Ahora lo he retomado para añadirle recuerdos y silenciosos testimonios. Para que en cada una de sus líneas virtuales lleve el sello de tu presencia y señorío, de tus ansias de ser distinta, y de las cosas que compartimos en esos dos años inolvidables en el que el mundo no era suficiente para albergar nuestro amor.
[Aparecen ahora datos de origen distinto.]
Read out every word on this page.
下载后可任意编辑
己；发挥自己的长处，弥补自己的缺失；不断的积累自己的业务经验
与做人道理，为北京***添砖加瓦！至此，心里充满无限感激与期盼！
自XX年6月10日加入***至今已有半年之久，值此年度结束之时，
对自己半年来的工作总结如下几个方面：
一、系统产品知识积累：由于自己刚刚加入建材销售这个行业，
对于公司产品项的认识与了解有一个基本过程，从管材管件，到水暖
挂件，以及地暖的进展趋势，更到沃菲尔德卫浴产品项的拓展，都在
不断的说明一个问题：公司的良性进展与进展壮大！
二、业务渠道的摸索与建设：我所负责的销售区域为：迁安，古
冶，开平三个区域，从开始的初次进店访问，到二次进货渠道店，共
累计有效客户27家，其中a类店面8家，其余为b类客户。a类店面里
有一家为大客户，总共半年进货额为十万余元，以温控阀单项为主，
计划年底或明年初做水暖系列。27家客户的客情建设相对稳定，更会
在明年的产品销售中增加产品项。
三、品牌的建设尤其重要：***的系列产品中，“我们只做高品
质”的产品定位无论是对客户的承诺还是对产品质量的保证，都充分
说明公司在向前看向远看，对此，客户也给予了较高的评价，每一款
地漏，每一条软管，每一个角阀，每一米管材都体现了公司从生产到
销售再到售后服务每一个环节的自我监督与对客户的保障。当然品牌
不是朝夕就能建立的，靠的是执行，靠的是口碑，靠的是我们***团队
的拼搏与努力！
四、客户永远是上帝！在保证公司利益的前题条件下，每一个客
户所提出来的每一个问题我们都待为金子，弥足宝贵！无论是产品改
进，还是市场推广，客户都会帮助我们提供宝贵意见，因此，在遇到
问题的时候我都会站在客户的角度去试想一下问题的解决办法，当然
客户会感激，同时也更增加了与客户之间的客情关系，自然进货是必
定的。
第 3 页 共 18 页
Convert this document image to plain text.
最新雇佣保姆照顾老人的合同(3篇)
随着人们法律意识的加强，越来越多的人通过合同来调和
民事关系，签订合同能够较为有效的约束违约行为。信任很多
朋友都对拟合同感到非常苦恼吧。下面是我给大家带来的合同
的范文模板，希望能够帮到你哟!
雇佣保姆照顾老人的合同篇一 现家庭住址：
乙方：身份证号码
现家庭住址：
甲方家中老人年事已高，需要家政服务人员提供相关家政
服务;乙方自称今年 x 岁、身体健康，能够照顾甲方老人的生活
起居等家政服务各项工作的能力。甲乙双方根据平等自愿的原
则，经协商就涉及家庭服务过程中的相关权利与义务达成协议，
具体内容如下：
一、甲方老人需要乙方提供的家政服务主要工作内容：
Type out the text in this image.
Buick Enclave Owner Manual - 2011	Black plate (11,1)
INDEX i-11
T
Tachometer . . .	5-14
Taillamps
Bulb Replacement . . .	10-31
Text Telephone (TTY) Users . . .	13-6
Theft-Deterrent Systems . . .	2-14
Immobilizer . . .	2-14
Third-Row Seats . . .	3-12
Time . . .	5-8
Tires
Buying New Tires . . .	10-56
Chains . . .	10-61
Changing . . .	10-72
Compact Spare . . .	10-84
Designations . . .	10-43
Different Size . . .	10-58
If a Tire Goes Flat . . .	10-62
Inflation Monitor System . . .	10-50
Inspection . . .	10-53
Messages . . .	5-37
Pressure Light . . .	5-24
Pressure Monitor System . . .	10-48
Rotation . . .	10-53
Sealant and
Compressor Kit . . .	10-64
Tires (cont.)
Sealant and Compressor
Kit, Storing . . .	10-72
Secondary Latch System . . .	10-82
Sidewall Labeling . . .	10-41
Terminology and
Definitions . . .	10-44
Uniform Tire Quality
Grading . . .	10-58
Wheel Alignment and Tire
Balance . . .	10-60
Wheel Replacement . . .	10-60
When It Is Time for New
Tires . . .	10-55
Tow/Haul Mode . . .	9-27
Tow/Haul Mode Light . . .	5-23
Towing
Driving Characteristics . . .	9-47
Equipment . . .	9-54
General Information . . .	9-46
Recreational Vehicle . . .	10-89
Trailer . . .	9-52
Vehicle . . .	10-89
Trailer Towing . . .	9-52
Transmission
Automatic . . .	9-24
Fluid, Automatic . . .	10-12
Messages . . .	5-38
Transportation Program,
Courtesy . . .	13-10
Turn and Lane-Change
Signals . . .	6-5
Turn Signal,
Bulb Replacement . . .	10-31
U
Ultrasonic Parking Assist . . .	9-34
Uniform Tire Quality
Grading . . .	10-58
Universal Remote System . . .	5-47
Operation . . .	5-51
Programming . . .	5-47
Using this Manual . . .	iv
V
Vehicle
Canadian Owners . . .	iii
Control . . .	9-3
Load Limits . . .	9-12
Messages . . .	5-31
Más que un epitafio quiero que este blog sea una permanente canción de amor, y que quienes lo visiten tengan una idea de que más allá de la vida se puede ser también feliz. Yo sé que desde dónde estás sigues buscando bendiciones para nosotros. En alguna medida cada elemento de esta página dedicada con todo amor tiene el sello de un reencuentro anunciado, porque sigues viviendo en mi corazón y en el de tu pequeñina, cada canción de esta página sigue guardando el eco de su risa, cada fotografía es testigo de un tiempo que existió, y que nada ni nadie podrá borrar.